燕南沉默了许久,神色才恢复正常,“《黄庭经》在我手上,令师是如何知道的?”
黑衣剑士道:“天下岂有不透风的墙?”
燕南沉吟半晌,“我那不肖弟子萧乘风,是否已经投靠令师?”
黑衣剑士笑而不语,既没有承认,也没有否认。
燕南也一言不发,好像陷入了回忆,过了很久才回过神来,大声道:“阁下可否告知姓名?”
“晚辈姓风,单名一个逸字。”
“风逸,好!燕某今日斗胆奉劝风贤侄几句:令师为虎作伥,戮我华夏同胞,风贤侄如能劝止,实我中原之幸,如不能劝止,也应洁身自好,弃暗投明才是。”
风逸道:“晚辈不敢闻师之过,况且燕先生此言差矣,世间万物,天生天杀,道之理也。”
燕南道:“老夫虽对道家所知不多,但也听闻道家好生恶杀,常言上天有好生之德。风贤侄说这番话是坠入邪道了。”

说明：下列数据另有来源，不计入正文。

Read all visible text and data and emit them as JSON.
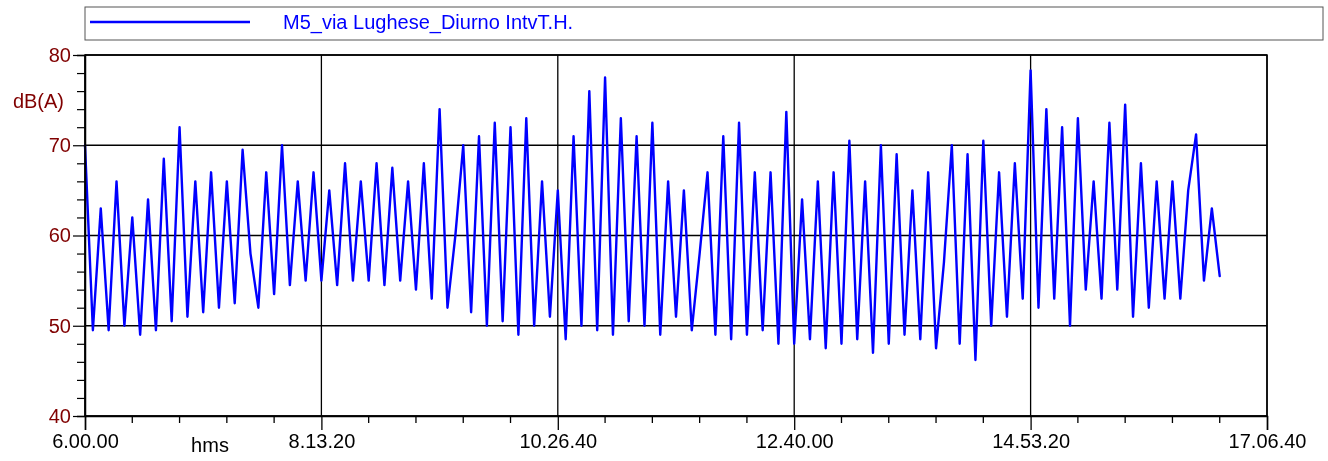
{
  "chart_data": {
    "type": "line",
    "xlabel": "hms",
    "ylabel": "dB(A)",
    "categories": [
      "6.00.00",
      null,
      null,
      null,
      null,
      null,
      null,
      null,
      null,
      null,
      null,
      null,
      null,
      null,
      null,
      null,
      null,
      null,
      null,
      null,
      null,
      null,
      null,
      null,
      null,
      null,
      null,
      null,
      null,
      null,
      "8.13.20",
      null,
      null,
      null,
      null,
      null,
      null,
      null,
      null,
      null,
      null,
      null,
      null,
      null,
      null,
      null,
      null,
      null,
      null,
      null,
      null,
      null,
      null,
      null,
      null,
      null,
      null,
      null,
      null,
      null,
      "10.26.40",
      null,
      null,
      null,
      null,
      null,
      null,
      null,
      null,
      null,
      null,
      null,
      null,
      null,
      null,
      null,
      null,
      null,
      null,
      null,
      null,
      null,
      null,
      null,
      null,
      null,
      null,
      null,
      null,
      null,
      "12.40.00",
      null,
      null,
      null,
      null,
      null,
      null,
      null,
      null,
      null,
      null,
      null,
      null,
      null,
      null,
      null,
      null,
      null,
      null,
      null,
      null,
      null,
      null,
      null,
      null,
      null,
      null,
      null,
      null,
      null,
      "14.53.20",
      null,
      null,
      null,
      null,
      null,
      null,
      null,
      null,
      null,
      null,
      null,
      null,
      null,
      null,
      null,
      null,
      null,
      null,
      null,
      null,
      null,
      null,
      null,
      null,
      null,
      null,
      null,
      null,
      null,
      "17.06.40"
    ],
    "ylim": [
      40,
      80
    ],
    "yticks": [
      40,
      {
        "value": 42,
        "label": null
      },
      {
        "value": 44,
        "label": null
      },
      {
        "value": 46,
        "label": null
      },
      {
        "value": 48,
        "label": null
      },
      50,
      {
        "value": 52,
        "label": null
      },
      {
        "value": 54,
        "label": null
      },
      {
        "value": 56,
        "label": null
      },
      {
        "value": 58,
        "label": null
      },
      60,
      {
        "value": 62,
        "label": null
      },
      {
        "value": 64,
        "label": null
      },
      {
        "value": 66,
        "label": null
      },
      {
        "value": 68,
        "label": null
      },
      70,
      {
        "value": 72,
        "label": null
      },
      {
        "value": 74,
        "label": null
      },
      {
        "value": 76,
        "label": null
      },
      {
        "value": 78,
        "label": null
      },
      80
    ],
    "grid": true,
    "legend": "top",
    "marker": "none",
    "line_style": "solid",
    "series": [
      {
        "name": "M5_via Lughese_Diurno IntvT.H.",
        "color": "#0000ff",
        "values": [
          70,
          49.5,
          63,
          49.5,
          66,
          50,
          62,
          49,
          64,
          49.5,
          68.5,
          50.5,
          72,
          51,
          66,
          51.5,
          67,
          52,
          66,
          52.5,
          69.5,
          58,
          52,
          67,
          53.5,
          70,
          54.5,
          66,
          55,
          67,
          55,
          65,
          54.5,
          68,
          55,
          66,
          55,
          68,
          54.5,
          67.5,
          55,
          66,
          54,
          68,
          53,
          74,
          52,
          60,
          70,
          51.5,
          71,
          50,
          72.5,
          50.5,
          72,
          49,
          73,
          50,
          66,
          51,
          65,
          48.5,
          71,
          50,
          76,
          49.5,
          77.5,
          49,
          73,
          50.5,
          71,
          50,
          72.5,
          49,
          66,
          51,
          65,
          49.5,
          58,
          67,
          49,
          71,
          48.5,
          72.5,
          49,
          67,
          49.5,
          67,
          48,
          73.7,
          48,
          64,
          48.5,
          66,
          47.5,
          67,
          48,
          70.5,
          48.5,
          66,
          47,
          70,
          48,
          69,
          49,
          65,
          48.5,
          67,
          47.5,
          57,
          70,
          48,
          69,
          46.2,
          70.5,
          50,
          67,
          51,
          68,
          53,
          78.3,
          52,
          74,
          53,
          72,
          50,
          73,
          54,
          66,
          53,
          72.5,
          54,
          74.5,
          51,
          68,
          52,
          66,
          53,
          66,
          53,
          65,
          71.2,
          55,
          63,
          55.5,
          null,
          null,
          null,
          null,
          null,
          null
        ]
      }
    ]
  }
}
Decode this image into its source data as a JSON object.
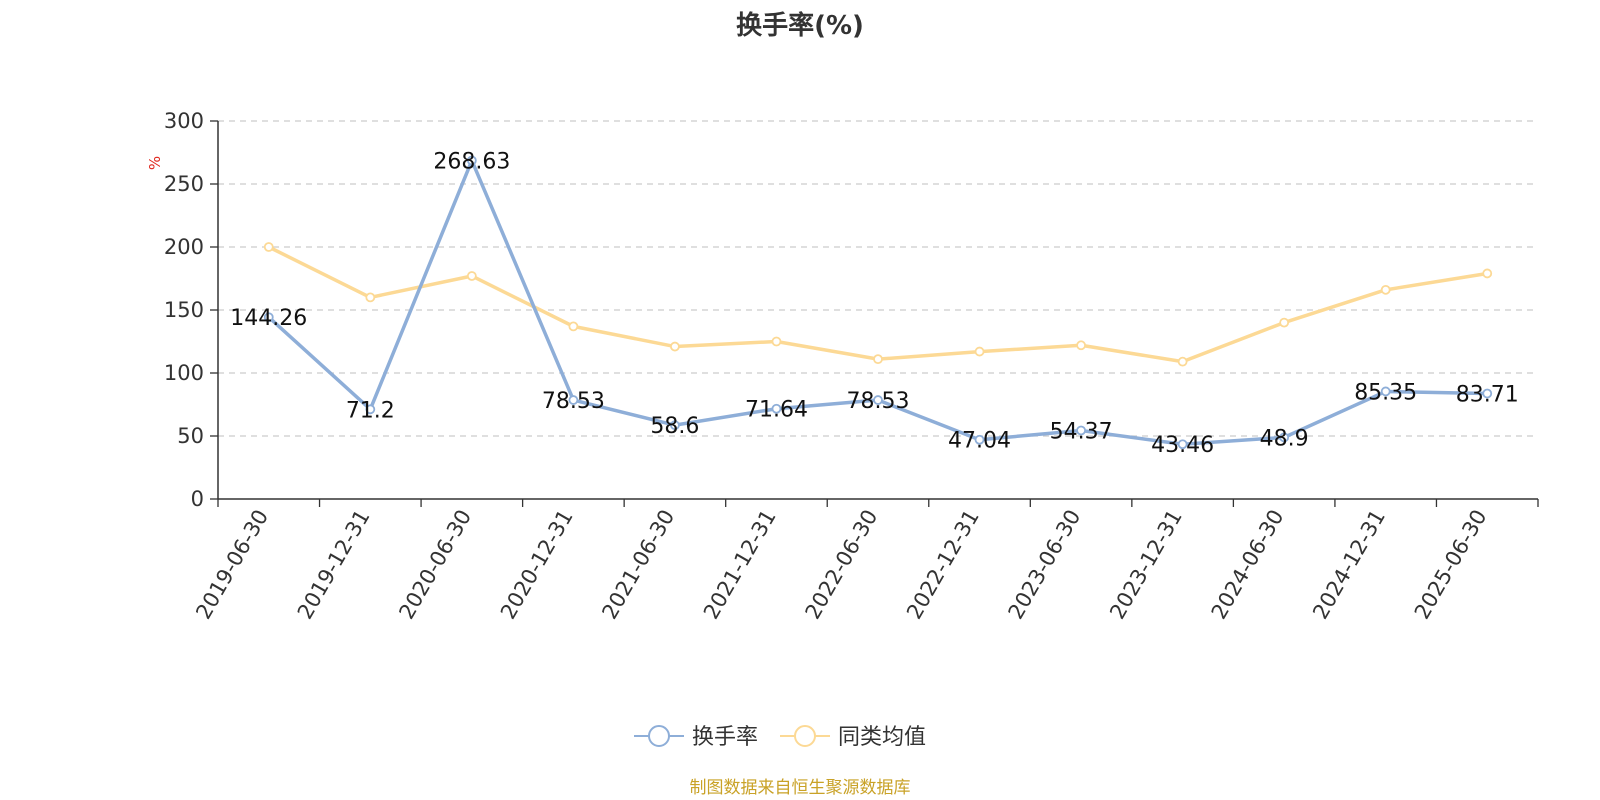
{
  "chart_data": {
    "type": "line",
    "title": "换手率(%)",
    "ylabel": "%",
    "ylim": [
      0,
      300
    ],
    "yticks": [
      0,
      50,
      100,
      150,
      200,
      250,
      300
    ],
    "grid": true,
    "legend_position": "bottom-center",
    "categories": [
      "2019-06-30",
      "2019-12-31",
      "2020-06-30",
      "2020-12-31",
      "2021-06-30",
      "2021-12-31",
      "2022-06-30",
      "2022-12-31",
      "2023-06-30",
      "2023-12-31",
      "2024-06-30",
      "2024-12-31",
      "2025-06-30"
    ],
    "series": [
      {
        "name": "换手率",
        "color": "#8eaed8",
        "show_labels": true,
        "values": [
          144.26,
          71.2,
          268.63,
          78.53,
          58.6,
          71.64,
          78.53,
          47.04,
          54.37,
          43.46,
          48.9,
          85.35,
          83.71
        ],
        "labels": [
          "144.26",
          "71.2",
          "268.63",
          "78.53",
          "58.6",
          "71.64",
          "78.53",
          "47.04",
          "54.37",
          "43.46",
          "48.9",
          "85.35",
          "83.71"
        ]
      },
      {
        "name": "同类均值",
        "color": "#fcd995",
        "show_labels": false,
        "values": [
          200,
          160,
          177,
          137,
          121,
          125,
          111,
          117,
          122,
          109,
          140,
          166,
          179
        ]
      }
    ]
  },
  "source_note": "制图数据来自恒生聚源数据库"
}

风逸摇头道:“正邪存乎一心,或许只是晚辈与先生对正邪的看法不同罢了。”
话说到这等地步,燕南知道今天一战已不可避免,仰天长叹道:“风贤侄如此年轻,就有此等修为,假以时日,必定又是一个‘陆地真仙’级别的人物,如果任由风贤侄成长下去,中原武林危矣!”
说到这里,衣袍无风自动,杀气铺天盖地而至,“今天燕南就算拼个玉石俱焚,也非将你斩杀不可!”